Un responsable du Pentagone a précisé que des tireurs irakiens avaient été signalés «dans le voisinage», prouvant «que ce régime désespéré et agonisant ne reculera devant rien pour rester au pouvoir».
Une porte-parole du département de la Défense a déclaré regretter la mort des journalistes et affirmé que la guerre est quelque chose de «très, très dangereux». «Nous sommes en guerre. Il y a des combats à Bagdad. On a tiré sur nos forces.
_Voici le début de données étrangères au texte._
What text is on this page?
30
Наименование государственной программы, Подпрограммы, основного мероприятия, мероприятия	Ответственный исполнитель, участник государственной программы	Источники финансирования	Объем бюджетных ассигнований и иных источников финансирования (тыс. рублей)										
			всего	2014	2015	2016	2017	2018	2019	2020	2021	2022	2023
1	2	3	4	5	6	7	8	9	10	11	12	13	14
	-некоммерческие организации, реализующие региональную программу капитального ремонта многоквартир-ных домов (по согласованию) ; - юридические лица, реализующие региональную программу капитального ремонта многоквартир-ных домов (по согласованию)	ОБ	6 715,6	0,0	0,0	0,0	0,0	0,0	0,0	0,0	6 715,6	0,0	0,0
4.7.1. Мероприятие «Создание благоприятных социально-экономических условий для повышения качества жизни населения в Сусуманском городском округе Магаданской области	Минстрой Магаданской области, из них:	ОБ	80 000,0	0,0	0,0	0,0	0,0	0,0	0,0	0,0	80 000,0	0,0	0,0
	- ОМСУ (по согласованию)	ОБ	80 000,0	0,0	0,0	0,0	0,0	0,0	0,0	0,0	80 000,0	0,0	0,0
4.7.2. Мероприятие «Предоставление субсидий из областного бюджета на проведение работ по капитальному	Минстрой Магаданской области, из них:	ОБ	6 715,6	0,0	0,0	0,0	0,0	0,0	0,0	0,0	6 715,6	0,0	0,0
Elles ont fait usage de leur droit à la légitime défense», a déclaré Victoria Clarke.
Mais un journaliste britannique se trouvant à l’hôtel Palestine, David Chater, de Sky News, dit avoir vu le char diriger son canon vers le bâtiment juste avant l’explosion et n’avoir auparavant «entendu aucun tir provenant du secteur de l’hôtel, et encore moins de l’hôtel lui-même».
La chaîne France 3, qui a filmé le char en train de tirer, a également affirmé que le tir avait eu lieu «en pleine accalmie des combats» et que l’équipage avait pris son temps, attendant deux minutes et ajustant son canon avant d’ouvrir le feu.
Reporters sans frontières a pour sa part demandé au secrétaire d’État américain à la Défense, Donald Rumsfeld, d’apporter la preuve que les attaques dont trois journalistes ont été victimes «n’étaient pas des actes délibérés visant à dissuader les médias de couvrir la bataille de Bagdad». «Nous sommes consternés par la gravité des attaques américaines contre les journalistes», a déclaré RSF.
La Fédération internationale des journalistes a demandé l’ouverture d’une enquête sur d’éventuels crimes de guerre commis contre des journalistes en Irak.
Le général Vincent Brook, porte-parole du commandement central, a déclaré qu’on avait tiré sur les soldats américains depuis l’entrée de l’hôtel. Prié de dire pourquoi le char avait alors visé le quinzième étage, il a répondu: «On m’a peut-être mal renseigné sur l’endroit exact d’où provenaient les tirs.»
Abou Dhabi Television, qui possède, comme al-Jazira, ses propres bureaux à Bagdad, a demandé aux forces américaines de laisser ses 25 journalistes quitter le bâtiment, qui était, selon la chaîne, encerclé par des chars à la tombée de la nuit.
Le capitaine Frank Thorp, porte-parole militaire américain au QG d’As Salayiya, au Qatar, a rappelé que le commandement avait prévenu «très clairement depuis le début que Bagdad était un endroit très dangereux. C’est une zone de guerre».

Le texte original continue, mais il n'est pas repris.